Como el pueblo estaba a la expectativa y todos se preguntaban si Juan no sería el Mesías,
él tomó la palabra y les dijo: “Yo los bautizo con agua, pero viene uno que es más poderoso que yo, y yo ni siquiera soy digno de desatar la correa de sus sandalias; él los bautizará en el Espíritu Santo y en el fuego.
Tiene en su mano la horquilla para limpiar su era y recoger el trigo en su granero. Pero consumirá la paja en el fuego inextinguible”.
Y por medio de muchas otras exhortaciones, anunciaba al pueblo la Buena Noticia.
Comentario
El evangelio de Lucas nos presenta después de los acontecimientos de la infancia de Jesús, la misión de Juan el Bautista. Este hombre de Dios, considerado el último de los profetas, punto de conexión entre el Antiguo y el Nuevo Testamento, recorría la región del Jordán predicando y bautizando.
Tal era su sabiduría que las muchedumbres se acercaban a él para preguntarle qué tenían que hacer, qué vida tenían que llevar para convertirse de verdad. En efecto los que se acercaban a Juan sabían que el bautismo no era sólo un símbolo sino la señal del principio de una vida nueva. En la historia de la salvación el agua siempre marca un cambio, como en el diluvio universal que limpia el mundo de todos los pecados, o el paso del Mar Rojo que abre un camino de libertad al pueblo de Israel.
Juan tiene una palabra para toda categoría de personas: publicanos, soldados y gente común. A cada uno enseña un camino de conversión que lleva a pensar en los demás, a servir a la sociedad, a practicar la justicia, a huir de la murmuración.
El Adviento es para todos los cristianos un camino de conversión que se manifiesta en actos de penitencia y oración pero requiere un cambio de vida.

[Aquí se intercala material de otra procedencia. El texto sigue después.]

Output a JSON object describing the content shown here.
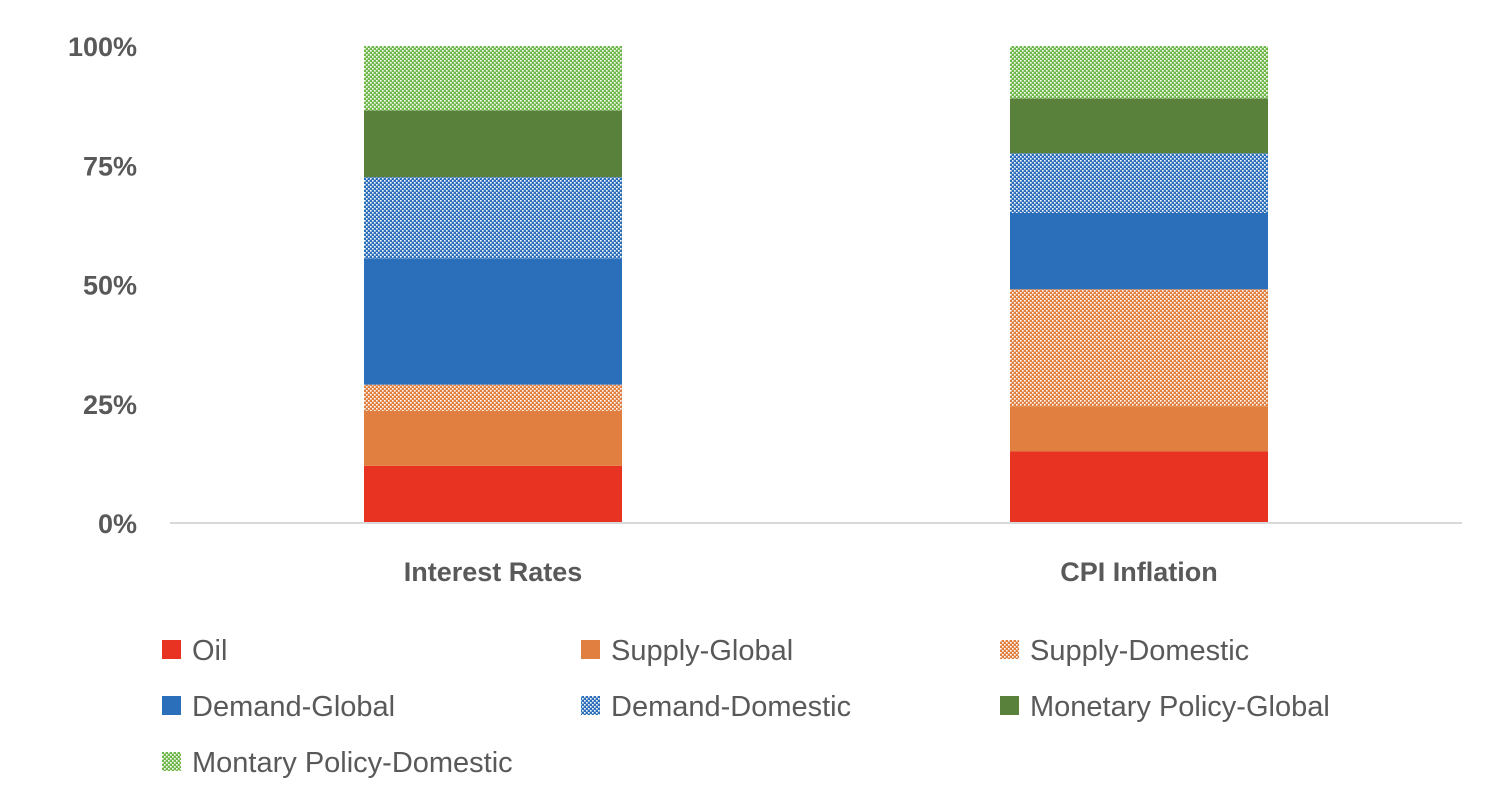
{
  "chart_data": {
    "type": "bar",
    "stacked": true,
    "title": "",
    "xlabel": "",
    "ylabel": "",
    "ylim": [
      0,
      1
    ],
    "yticks": [
      0,
      0.25,
      0.5,
      0.75,
      1.0
    ],
    "ytick_labels": [
      "0%",
      "25%",
      "50%",
      "75%",
      "100%"
    ],
    "grid": false,
    "legend_position": "bottom",
    "categories": [
      "Interest Rates",
      "CPI Inflation"
    ],
    "series": [
      {
        "name": "Oil",
        "color": "#e83323",
        "pattern": "solid",
        "values": [
          0.12,
          0.15
        ]
      },
      {
        "name": "Supply-Global",
        "color": "#e07f3f",
        "pattern": "solid",
        "values": [
          0.115,
          0.095
        ]
      },
      {
        "name": "Supply-Domestic",
        "color": "#e07f3f",
        "pattern": "dotted",
        "values": [
          0.055,
          0.245
        ]
      },
      {
        "name": "Demand-Global",
        "color": "#2b6fba",
        "pattern": "solid",
        "values": [
          0.265,
          0.16
        ]
      },
      {
        "name": "Demand-Domestic",
        "color": "#2b6fba",
        "pattern": "dotted",
        "values": [
          0.17,
          0.125
        ]
      },
      {
        "name": "Monetary Policy-Global",
        "color": "#5a813b",
        "pattern": "solid",
        "values": [
          0.14,
          0.115
        ]
      },
      {
        "name": "Montary Policy-Domestic",
        "color": "#6fb84a",
        "pattern": "dotted",
        "values": [
          0.135,
          0.11
        ]
      }
    ]
  }
}
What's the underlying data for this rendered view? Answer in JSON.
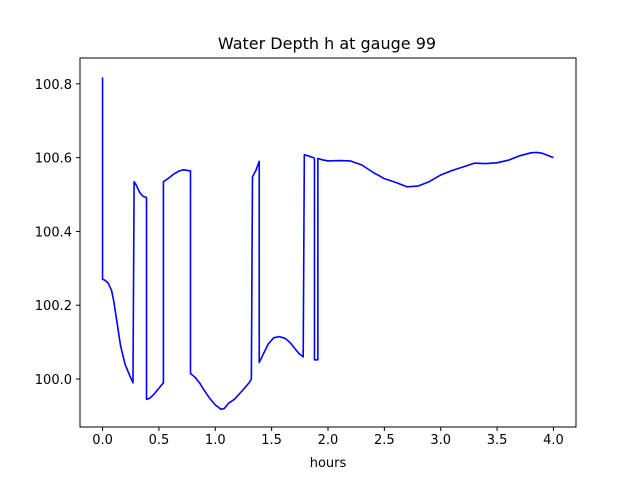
{
  "chart_data": {
    "type": "line",
    "title": "Water Depth h at gauge 99",
    "xlabel": "hours",
    "ylabel": "",
    "xlim": [
      -0.2,
      4.2
    ],
    "ylim": [
      99.87,
      100.87
    ],
    "grid": false,
    "x_ticks": [
      0.0,
      0.5,
      1.0,
      1.5,
      2.0,
      2.5,
      3.0,
      3.5,
      4.0
    ],
    "x_tick_labels": [
      "0.0",
      "0.5",
      "1.0",
      "1.5",
      "2.0",
      "2.5",
      "3.0",
      "3.5",
      "4.0"
    ],
    "y_ticks": [
      100.0,
      100.2,
      100.4,
      100.6,
      100.8
    ],
    "y_tick_labels": [
      "100.0",
      "100.2",
      "100.4",
      "100.6",
      "100.8"
    ],
    "series": [
      {
        "color": "#0000ff",
        "points": [
          [
            0.0,
            100.817
          ],
          [
            0.0,
            100.27
          ],
          [
            0.02,
            100.268
          ],
          [
            0.05,
            100.26
          ],
          [
            0.08,
            100.24
          ],
          [
            0.1,
            100.21
          ],
          [
            0.13,
            100.15
          ],
          [
            0.16,
            100.09
          ],
          [
            0.2,
            100.04
          ],
          [
            0.24,
            100.01
          ],
          [
            0.27,
            99.99
          ],
          [
            0.28,
            100.535
          ],
          [
            0.3,
            100.525
          ],
          [
            0.33,
            100.505
          ],
          [
            0.36,
            100.495
          ],
          [
            0.39,
            100.492
          ],
          [
            0.39,
            99.945
          ],
          [
            0.42,
            99.948
          ],
          [
            0.46,
            99.96
          ],
          [
            0.5,
            99.975
          ],
          [
            0.54,
            99.99
          ],
          [
            0.54,
            100.535
          ],
          [
            0.58,
            100.543
          ],
          [
            0.63,
            100.555
          ],
          [
            0.68,
            100.564
          ],
          [
            0.72,
            100.567
          ],
          [
            0.78,
            100.564
          ],
          [
            0.78,
            100.015
          ],
          [
            0.82,
            100.005
          ],
          [
            0.86,
            99.99
          ],
          [
            0.9,
            99.97
          ],
          [
            0.95,
            99.948
          ],
          [
            1.0,
            99.93
          ],
          [
            1.05,
            99.918
          ],
          [
            1.08,
            99.92
          ],
          [
            1.12,
            99.935
          ],
          [
            1.17,
            99.945
          ],
          [
            1.2,
            99.955
          ],
          [
            1.25,
            99.972
          ],
          [
            1.3,
            99.99
          ],
          [
            1.32,
            100.0
          ],
          [
            1.33,
            100.548
          ],
          [
            1.36,
            100.565
          ],
          [
            1.39,
            100.59
          ],
          [
            1.39,
            100.045
          ],
          [
            1.43,
            100.07
          ],
          [
            1.47,
            100.095
          ],
          [
            1.52,
            100.112
          ],
          [
            1.57,
            100.115
          ],
          [
            1.62,
            100.11
          ],
          [
            1.66,
            100.1
          ],
          [
            1.7,
            100.085
          ],
          [
            1.74,
            100.07
          ],
          [
            1.78,
            100.06
          ],
          [
            1.79,
            100.608
          ],
          [
            1.83,
            100.604
          ],
          [
            1.87,
            100.6
          ],
          [
            1.88,
            100.598
          ],
          [
            1.88,
            100.052
          ],
          [
            1.91,
            100.052
          ],
          [
            1.91,
            100.598
          ],
          [
            1.95,
            100.594
          ],
          [
            2.0,
            100.591
          ],
          [
            2.1,
            100.592
          ],
          [
            2.2,
            100.591
          ],
          [
            2.3,
            100.58
          ],
          [
            2.4,
            100.56
          ],
          [
            2.5,
            100.543
          ],
          [
            2.6,
            100.533
          ],
          [
            2.7,
            100.521
          ],
          [
            2.8,
            100.523
          ],
          [
            2.9,
            100.535
          ],
          [
            3.0,
            100.553
          ],
          [
            3.1,
            100.565
          ],
          [
            3.2,
            100.575
          ],
          [
            3.3,
            100.585
          ],
          [
            3.4,
            100.584
          ],
          [
            3.5,
            100.586
          ],
          [
            3.6,
            100.593
          ],
          [
            3.7,
            100.605
          ],
          [
            3.8,
            100.613
          ],
          [
            3.85,
            100.614
          ],
          [
            3.9,
            100.612
          ],
          [
            4.0,
            100.6
          ]
        ]
      }
    ]
  }
}
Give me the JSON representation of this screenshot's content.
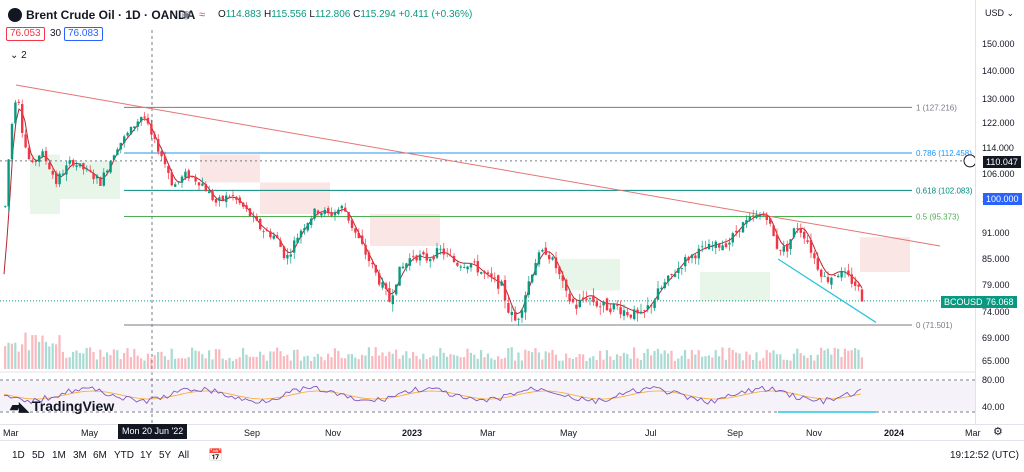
{
  "header": {
    "title": "Brent Crude Oil · 1D · OANDA",
    "compare_icon": "≈",
    "ohlc": {
      "o_label": "O",
      "o": "114.883",
      "h_label": "H",
      "h": "115.556",
      "l_label": "L",
      "l": "112.806",
      "c_label": "C",
      "c": "115.294",
      "change": "+0.411 (+0.36%)"
    },
    "sell_price": "76.053",
    "spread": "30",
    "buy_price": "76.083",
    "indicators_toggle": "⌄ 2",
    "currency": "USD ⌄"
  },
  "price_axis": [
    "150.000",
    "140.000",
    "130.000",
    "122.000",
    "114.000",
    "106.000",
    "100.000",
    "91.000",
    "85.000",
    "79.000",
    "74.000",
    "69.000",
    "65.000"
  ],
  "price_tags": {
    "crosshair": "110.047",
    "level_100": "100.000",
    "symbol": "BCOUSD",
    "last": "76.068"
  },
  "fib_levels": [
    {
      "ratio": "1 (127.216)",
      "color": "#787b86"
    },
    {
      "ratio": "0.786 (112.458)",
      "color": "#2196f3"
    },
    {
      "ratio": "0.618 (102.083)",
      "color": "#00897b"
    },
    {
      "ratio": "0.5 (95.373)",
      "color": "#4caf50"
    },
    {
      "ratio": "0 (71.501)",
      "color": "#787b86"
    }
  ],
  "rsi_axis": [
    "80.00",
    "40.00"
  ],
  "time_axis": [
    "Mar",
    "May",
    "Sep",
    "Nov",
    "2023",
    "Mar",
    "May",
    "Jul",
    "Sep",
    "Nov",
    "2024",
    "Mar"
  ],
  "crosshair_date": "Mon 20 Jun '22",
  "toolbar": {
    "timeframes": [
      "1D",
      "5D",
      "1M",
      "3M",
      "6M",
      "YTD",
      "1Y",
      "5Y",
      "All"
    ],
    "clock": "19:12:52 (UTC)"
  },
  "branding": "TradingView",
  "colors": {
    "up": "#089981",
    "down": "#f23645",
    "accent": "#2962ff",
    "ma": "#b22833",
    "trend": "#e57373",
    "channel": "#26c6da",
    "rsi": "#7e57c2"
  }
}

Y nosotros también le podemos preguntar al Señor qué es lo que quiere de cada uno: “¿Qué tenemos que hacer?”. No es indiferente nuestra conducta, como explica el Bautista en la conclusión del pasaje que hemos leído: el Señor “tiene el bieldo en su mano, para limpiar su era y recoger el trigo en su granero, y quemará la paja con un fuego que no se apaga”. Antes de que empiece la misión pública del Mesías, el Precursor nos recuerda la seriedad del pecado en nuestra vida, la seriedad del juicio, y nos invita a la conversión.
El “pueblo estaba expectante”, nos dice el evangelio. Nos encontramos en un tiempo de espera, como es el Adviento y toda la vida sobre la tierra. Estamos esperando al Salvador, estamos esperando el comienzo del Reino de Dios y la venida definitiva de Jesús. Pero la espera no puede ser algo pasivo, sino una actitud dinámica que requiere una continua y nueva conversión.
Esta es la invitación de la Iglesia en estos últimos días de espera: “¡permaneced así, queridísimos míos, firmes en el Señor! […] El Señor está cerca.” (Fil 4,1.5).